The 1935 Sumatra earthquake occurred at 09:35 local time on 28 December. It had a magnitude of Mw = 7.7 and a maximum felt intensity of VIII (Severe) on the mercalli intensity scale. It triggered a minor tsunami.


Tectonic setting

The island of Sumatra lies on the convergent plate boundary between the Indo-Australian Plate and the Eurasian Plate. The convergence between these plates is highly oblique near Sumatra, with the displacement being accommodated by near pure dip-slip faulting along the subduction zone, known as the Sunda megathrust, and near pure strike-slip faulting along the Great Sumatran fault. The major slip events on the subduction zone interface are typically of megathrust type. Historically, great or giant megathrust earthquakes have been recorded in 1797, 1833, 1861, 2004, 2005 and 2007, most of them being associated with devastating tsunamis. Smaller (but still large) megathrust events have also occurred in the small gaps between the areas that slip during the larger events, in 1935, 1984, 2000 and 2002.


The Batu Islands and the neighbouring coast of Sumatra were the most affected areas. The lighthouse on Bodjo island was damaged and cracks appeared in the hill that it stands on. Several houses were destroyed at Pulu Tello. The islands of Tanahbala and Sigata showed evidence of uplift, with low-lying areas no longer flooded at high tide. Near Padang power and telephone lines swayed, with some lines being cut. Some huts collapsed at Sibolga, although there were no reported casualties.
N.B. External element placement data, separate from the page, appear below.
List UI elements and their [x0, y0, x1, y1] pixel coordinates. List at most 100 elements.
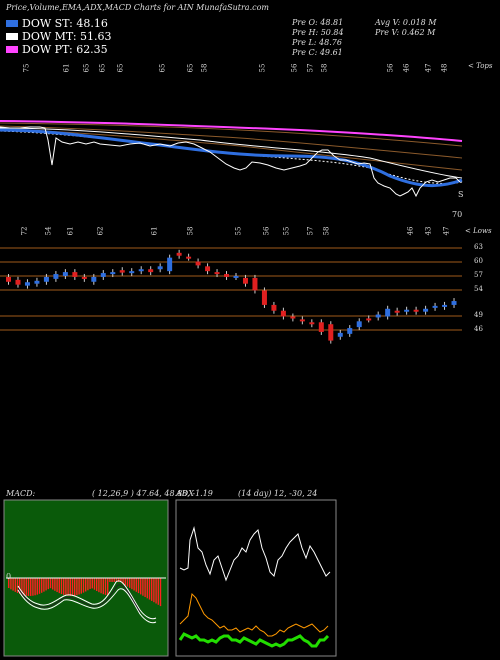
macd-bar: [142, 578, 144, 596]
price-level-label: 63: [474, 243, 483, 251]
price-chart-svg: [0, 120, 463, 344]
macd-line: [17, 580, 157, 620]
price-level-label: 57: [474, 271, 483, 279]
macd-bar: [124, 578, 126, 586]
price-line: [0, 126, 461, 198]
macd-bar: [65, 578, 67, 596]
ema-panel: [0, 120, 463, 198]
macd-bar: [122, 578, 124, 584]
legend-dow-mt: DOW MT: 51.63: [6, 30, 112, 43]
macd-bar: [58, 578, 60, 594]
candle: [413, 309, 419, 312]
avg-volume: Avg V: 0.018 M: [375, 18, 437, 27]
macd-title: MACD:: [6, 489, 36, 498]
legend-label: DOW PT: 62.35: [22, 43, 108, 56]
macd-bar: [27, 578, 30, 596]
macd-bar: [111, 578, 113, 582]
macd-bar: [87, 578, 89, 591]
candle: [195, 261, 201, 266]
macd-signal-line: [17, 588, 157, 624]
legend-swatch-blue: [6, 20, 18, 27]
macd-bar: [43, 578, 45, 592]
ohlc-low: Pre L: 48.76: [292, 38, 342, 47]
candle: [271, 304, 277, 311]
prev-volume: Pre V: 0.462 M: [375, 28, 436, 37]
macd-bar: [38, 578, 41, 594]
legend-label: DOW MT: 51.63: [22, 30, 112, 43]
legend-dow-pt: DOW PT: 62.35: [6, 43, 108, 56]
candle: [148, 269, 154, 273]
chart-title: Price,Volume,EMA,ADX,MACD Charts for AIN…: [6, 3, 270, 12]
ema-short-line: [0, 128, 463, 188]
macd-bar: [49, 578, 52, 589]
candle: [280, 310, 286, 317]
end-marker: S: [458, 190, 464, 199]
candle: [100, 273, 106, 277]
legend-swatch-magenta: [6, 46, 18, 53]
candle: [119, 270, 125, 273]
macd-bar: [107, 578, 109, 596]
macd-bar: [159, 578, 162, 607]
macd-bar: [76, 578, 78, 596]
macd-bar: [115, 578, 118, 582]
candle: [328, 324, 334, 341]
ohlc-close: Pre C: 49.61: [292, 48, 343, 57]
macd-bar: [98, 578, 100, 593]
candle: [309, 322, 315, 325]
macd-bar: [157, 578, 159, 605]
macd-bar: [80, 578, 82, 594]
ema-long-line: [0, 120, 463, 142]
candle: [214, 272, 220, 275]
macd-bar: [45, 578, 47, 591]
candle: [138, 269, 144, 272]
candle: [167, 257, 173, 272]
adx-line: [178, 632, 330, 648]
macd-bar: [8, 578, 10, 588]
candle: [24, 282, 30, 286]
macd-bar: [36, 578, 38, 595]
legend-label: DOW ST: 48.16: [22, 17, 108, 30]
candle: [442, 304, 448, 307]
macd-bar: [135, 578, 137, 592]
candle: [34, 280, 40, 284]
ema-band-line: [0, 125, 463, 159]
macd-bar: [47, 578, 49, 590]
adx-params: (14 day) 12, -30, 24: [238, 489, 318, 498]
macd-bar: [69, 578, 71, 596]
macd-bar: [54, 578, 56, 591]
macd-bar: [93, 578, 96, 590]
macd-bar: [16, 578, 19, 593]
candle: [290, 316, 296, 319]
ohlc-open: Pre O: 48.81: [292, 18, 344, 27]
macd-bar: [131, 578, 133, 590]
candle: [337, 332, 343, 337]
macd-bar: [104, 578, 107, 595]
tops-label: < Tops: [468, 62, 493, 70]
panel-bottom-value: 70: [452, 210, 463, 219]
candle: [176, 252, 182, 256]
candle: [356, 321, 362, 328]
candle: [91, 276, 97, 282]
macd-bar: [153, 578, 155, 603]
candle: [62, 272, 68, 276]
macd-bar: [52, 578, 54, 590]
legend-swatch-white: [6, 33, 18, 40]
adx-panel: [175, 499, 337, 657]
candle: [394, 310, 400, 313]
candle: [233, 275, 239, 278]
candles: [6, 249, 457, 344]
macd-bar: [32, 578, 34, 596]
macd-bar: [14, 578, 16, 592]
macd-zero-label: 0: [6, 572, 12, 581]
candle: [72, 272, 78, 277]
macd-bar: [85, 578, 87, 592]
candle: [6, 276, 11, 282]
adx-di-minus-line: [179, 592, 329, 637]
macd-bar: [137, 578, 140, 594]
ema-medium-line: [0, 127, 463, 179]
candle: [110, 272, 116, 275]
macd-bar: [140, 578, 142, 595]
macd-bar: [71, 578, 74, 596]
macd-bar: [60, 578, 63, 595]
The earthquake is thought to have occurred on the plate interface at a depth of about 28 km. The estimated source parameters for the earthquake are 65 km length, 30 km width with a maximum displacement of 3 m. Such a rupture zone has a predicted pattern of uplift and subsidence and this has been found to be consistent with paleogeodetic records taken from coral microatolls around the Batu Islands.